From light and crisp to smooth and full, the Intro Set offers a little bit of everything. Fans of dry and refreshing wines are likely to gravitate toward the white and sparkling, while those seeking a fuller body are more likely to enjoy the red blend and Cabernet. Other nine-bottle sets include the Summer Edit, which features the brand’s options for warmer months, and—for oenophiles partial to one or the other—the All the Whites or All the Reds sets.


Avaline is helping lead the way in the wine industry for increased label transparency, giving consumers more knowledge of and confidence in what they are putting in their bodies. 

“Learning that not all wine is vegan really opened my eyes to the lack of transparency in the industry.
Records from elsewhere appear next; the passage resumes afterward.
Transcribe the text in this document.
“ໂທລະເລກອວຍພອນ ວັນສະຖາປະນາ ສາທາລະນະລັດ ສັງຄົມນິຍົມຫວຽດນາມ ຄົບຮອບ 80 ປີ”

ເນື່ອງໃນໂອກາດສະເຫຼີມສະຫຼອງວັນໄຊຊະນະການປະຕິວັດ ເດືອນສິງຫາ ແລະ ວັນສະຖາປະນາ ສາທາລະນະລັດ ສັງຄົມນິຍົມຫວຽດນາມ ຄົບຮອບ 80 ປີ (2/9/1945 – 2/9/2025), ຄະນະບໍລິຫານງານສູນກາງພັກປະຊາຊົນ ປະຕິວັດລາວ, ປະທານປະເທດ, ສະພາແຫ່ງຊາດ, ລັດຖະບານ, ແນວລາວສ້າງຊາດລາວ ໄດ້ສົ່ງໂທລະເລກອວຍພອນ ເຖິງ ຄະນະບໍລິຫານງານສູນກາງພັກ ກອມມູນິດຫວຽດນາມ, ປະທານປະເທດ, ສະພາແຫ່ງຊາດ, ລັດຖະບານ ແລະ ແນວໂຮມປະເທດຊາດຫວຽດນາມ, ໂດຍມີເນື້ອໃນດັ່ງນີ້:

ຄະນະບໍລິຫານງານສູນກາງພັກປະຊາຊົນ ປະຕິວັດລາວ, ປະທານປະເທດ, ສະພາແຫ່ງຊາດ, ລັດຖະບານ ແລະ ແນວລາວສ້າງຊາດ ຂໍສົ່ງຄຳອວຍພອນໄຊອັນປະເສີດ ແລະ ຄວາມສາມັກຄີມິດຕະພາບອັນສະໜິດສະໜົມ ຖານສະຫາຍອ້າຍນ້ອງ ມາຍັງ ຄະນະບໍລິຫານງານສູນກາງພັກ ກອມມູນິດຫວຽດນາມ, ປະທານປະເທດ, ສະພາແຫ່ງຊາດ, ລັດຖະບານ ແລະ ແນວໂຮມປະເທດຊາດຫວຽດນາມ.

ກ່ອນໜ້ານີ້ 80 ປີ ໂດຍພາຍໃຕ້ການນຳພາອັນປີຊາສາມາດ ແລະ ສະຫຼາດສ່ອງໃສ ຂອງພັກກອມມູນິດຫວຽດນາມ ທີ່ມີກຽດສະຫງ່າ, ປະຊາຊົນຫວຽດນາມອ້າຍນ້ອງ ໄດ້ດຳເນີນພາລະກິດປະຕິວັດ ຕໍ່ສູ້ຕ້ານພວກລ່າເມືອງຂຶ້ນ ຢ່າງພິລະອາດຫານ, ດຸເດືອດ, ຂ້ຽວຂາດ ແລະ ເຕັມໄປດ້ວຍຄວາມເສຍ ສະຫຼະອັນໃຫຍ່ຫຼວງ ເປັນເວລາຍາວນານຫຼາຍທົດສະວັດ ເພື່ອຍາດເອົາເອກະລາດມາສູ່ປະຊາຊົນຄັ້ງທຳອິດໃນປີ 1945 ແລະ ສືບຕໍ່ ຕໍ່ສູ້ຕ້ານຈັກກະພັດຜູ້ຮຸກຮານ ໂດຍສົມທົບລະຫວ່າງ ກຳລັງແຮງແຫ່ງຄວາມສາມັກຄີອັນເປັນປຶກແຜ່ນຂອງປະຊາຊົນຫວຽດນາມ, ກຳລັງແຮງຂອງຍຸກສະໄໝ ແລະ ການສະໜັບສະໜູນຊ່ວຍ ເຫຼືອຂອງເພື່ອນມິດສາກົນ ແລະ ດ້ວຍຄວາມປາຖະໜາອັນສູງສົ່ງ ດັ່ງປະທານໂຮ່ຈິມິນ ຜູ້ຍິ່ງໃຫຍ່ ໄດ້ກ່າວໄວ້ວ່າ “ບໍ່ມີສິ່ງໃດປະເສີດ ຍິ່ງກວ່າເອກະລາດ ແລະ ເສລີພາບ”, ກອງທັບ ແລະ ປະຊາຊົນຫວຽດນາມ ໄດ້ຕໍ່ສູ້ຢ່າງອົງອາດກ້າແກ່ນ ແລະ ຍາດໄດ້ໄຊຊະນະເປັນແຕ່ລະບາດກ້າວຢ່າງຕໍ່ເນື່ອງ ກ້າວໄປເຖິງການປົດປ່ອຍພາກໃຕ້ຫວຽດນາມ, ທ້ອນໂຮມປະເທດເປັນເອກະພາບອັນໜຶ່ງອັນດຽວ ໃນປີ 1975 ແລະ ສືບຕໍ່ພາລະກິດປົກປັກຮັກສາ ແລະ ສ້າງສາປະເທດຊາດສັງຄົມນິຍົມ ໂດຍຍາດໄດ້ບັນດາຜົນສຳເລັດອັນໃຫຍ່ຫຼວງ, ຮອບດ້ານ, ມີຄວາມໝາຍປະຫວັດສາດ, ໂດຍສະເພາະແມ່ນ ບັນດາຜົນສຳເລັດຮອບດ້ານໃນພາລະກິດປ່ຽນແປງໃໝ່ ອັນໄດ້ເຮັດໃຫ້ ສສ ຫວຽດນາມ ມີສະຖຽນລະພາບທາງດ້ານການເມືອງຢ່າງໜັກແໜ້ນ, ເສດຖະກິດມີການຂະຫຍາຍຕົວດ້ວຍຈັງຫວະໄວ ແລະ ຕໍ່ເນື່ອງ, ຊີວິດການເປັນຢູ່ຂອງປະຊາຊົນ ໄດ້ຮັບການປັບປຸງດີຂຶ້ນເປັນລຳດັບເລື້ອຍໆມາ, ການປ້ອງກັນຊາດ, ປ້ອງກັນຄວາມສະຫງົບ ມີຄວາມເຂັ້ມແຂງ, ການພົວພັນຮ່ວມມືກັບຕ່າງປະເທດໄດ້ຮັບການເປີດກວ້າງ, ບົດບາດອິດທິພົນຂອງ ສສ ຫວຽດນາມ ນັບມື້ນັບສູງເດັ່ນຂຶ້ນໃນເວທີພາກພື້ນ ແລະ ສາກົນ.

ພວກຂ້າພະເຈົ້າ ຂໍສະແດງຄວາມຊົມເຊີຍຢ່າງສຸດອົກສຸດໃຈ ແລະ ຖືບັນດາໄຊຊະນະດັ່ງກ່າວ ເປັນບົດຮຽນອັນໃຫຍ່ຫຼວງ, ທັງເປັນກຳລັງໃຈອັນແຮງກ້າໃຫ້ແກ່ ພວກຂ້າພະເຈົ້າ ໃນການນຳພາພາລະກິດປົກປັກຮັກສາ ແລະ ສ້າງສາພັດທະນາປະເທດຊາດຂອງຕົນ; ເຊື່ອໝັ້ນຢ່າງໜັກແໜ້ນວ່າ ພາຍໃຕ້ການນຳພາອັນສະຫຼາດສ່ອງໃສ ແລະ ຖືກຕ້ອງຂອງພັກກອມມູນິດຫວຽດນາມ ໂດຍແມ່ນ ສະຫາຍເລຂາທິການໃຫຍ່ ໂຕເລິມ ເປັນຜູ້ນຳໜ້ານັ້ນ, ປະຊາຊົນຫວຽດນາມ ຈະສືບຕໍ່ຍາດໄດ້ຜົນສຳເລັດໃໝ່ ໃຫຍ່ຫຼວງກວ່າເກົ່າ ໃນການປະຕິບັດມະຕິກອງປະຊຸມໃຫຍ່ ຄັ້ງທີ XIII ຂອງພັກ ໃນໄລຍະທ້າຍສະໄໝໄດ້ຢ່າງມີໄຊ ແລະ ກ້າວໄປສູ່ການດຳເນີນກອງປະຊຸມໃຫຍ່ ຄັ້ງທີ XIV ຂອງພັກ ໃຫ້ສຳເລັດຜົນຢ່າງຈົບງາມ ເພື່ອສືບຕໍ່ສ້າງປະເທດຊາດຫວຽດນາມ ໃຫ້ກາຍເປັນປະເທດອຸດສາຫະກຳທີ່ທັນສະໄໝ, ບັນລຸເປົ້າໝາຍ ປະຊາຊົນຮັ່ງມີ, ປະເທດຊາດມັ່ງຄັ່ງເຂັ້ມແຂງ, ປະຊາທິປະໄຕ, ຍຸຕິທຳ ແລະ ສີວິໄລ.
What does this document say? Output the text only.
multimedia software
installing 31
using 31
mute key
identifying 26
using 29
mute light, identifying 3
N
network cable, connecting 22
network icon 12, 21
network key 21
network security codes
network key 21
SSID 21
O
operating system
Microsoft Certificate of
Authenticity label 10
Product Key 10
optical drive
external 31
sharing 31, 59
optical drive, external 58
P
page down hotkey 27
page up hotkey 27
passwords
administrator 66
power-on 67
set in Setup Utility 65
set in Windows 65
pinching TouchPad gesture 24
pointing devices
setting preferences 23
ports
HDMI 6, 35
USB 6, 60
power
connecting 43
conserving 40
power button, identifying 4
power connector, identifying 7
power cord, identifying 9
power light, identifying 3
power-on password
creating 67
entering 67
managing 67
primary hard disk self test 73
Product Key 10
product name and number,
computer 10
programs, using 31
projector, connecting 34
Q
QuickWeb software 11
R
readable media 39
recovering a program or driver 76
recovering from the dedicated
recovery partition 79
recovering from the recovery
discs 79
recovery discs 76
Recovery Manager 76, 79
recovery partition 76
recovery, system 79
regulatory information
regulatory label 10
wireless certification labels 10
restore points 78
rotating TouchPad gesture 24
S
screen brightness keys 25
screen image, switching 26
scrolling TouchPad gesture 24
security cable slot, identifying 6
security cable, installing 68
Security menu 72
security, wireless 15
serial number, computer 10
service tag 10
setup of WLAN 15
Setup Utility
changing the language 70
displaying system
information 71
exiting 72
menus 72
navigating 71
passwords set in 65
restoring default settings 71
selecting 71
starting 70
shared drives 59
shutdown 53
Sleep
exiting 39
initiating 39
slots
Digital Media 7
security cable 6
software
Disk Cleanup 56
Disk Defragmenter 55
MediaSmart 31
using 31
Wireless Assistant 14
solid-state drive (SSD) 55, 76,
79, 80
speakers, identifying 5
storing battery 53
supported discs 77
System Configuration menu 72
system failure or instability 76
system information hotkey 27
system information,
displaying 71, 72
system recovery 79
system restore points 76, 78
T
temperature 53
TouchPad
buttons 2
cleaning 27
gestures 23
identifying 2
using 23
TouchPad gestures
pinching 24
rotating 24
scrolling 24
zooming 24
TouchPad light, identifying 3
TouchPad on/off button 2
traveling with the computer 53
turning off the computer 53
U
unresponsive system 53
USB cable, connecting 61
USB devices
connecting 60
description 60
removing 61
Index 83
The wine industry has somehow gotten away with not having to be transparent or disclose what’s in the bottle,” Diaz says. “A lot of people might not care if animal by-products are used in the making of the wine, but we believe the consumer should be aware of that step so that they can make that decision for themselves.”

While winemakers are legally required to disclose very little on their labels, Avaline puts their full ingredient list on every bottle. The brand works with like-minded growers who prioritize sustainability and rely on nature to grow healthy fruit to produce delicious wine without unnecessary additives.

“I completely changed what I drank when I learned that concentrates and colorants were used in conventional winemaking, opting for wines made with organic grapes or more natural wines instead of the brands I used to buy at the grocery store,” Power says. “What was even more shocking is that the majority of U.S. vineyards farm with harsh chemical pesticides.”

As a female-founded and -owned brand, Avaline is committed to supporting other women in wine to create more equity in the industry. They have done so through a variety of events and programs including an integrated partnership with the Lift Collective, an organization that advocates for positive change in the wine industry through the advancement of diversity, equity, and inclusion. 

Avaline also partners with other vineyards championing eco-friendly practices, most notably the carbon-neutral French company EthicDrinks, which is working toward becoming a certified B Corporation. Organic means no harmful chemical pesticides are used in the production of the wine, making it better for the people who grow the grapes, the environment, and consumers. (The brand notes how wines made with organic grapes have only one-third of the sulfites that conventional wines contain.)


Now that it’s firmly established, Avaline is looking to add some varietally-labeled wines to its portfolio, including its newest releases, Pinot Noir and Sauvignon Blanc.

“I am in love with our Sauv Blanc because it’s really crisp and floral,” Diaz says. “Some of the wines on the market have a sharpness or slightly green character so we wanted to make ours with a focus on being delicate, balanced, easy-to-drink, and a really pure expression of the grape.”

Going forward, the brand is planning on continually expanding their portfolio with new core offerings as well as limited availability releases.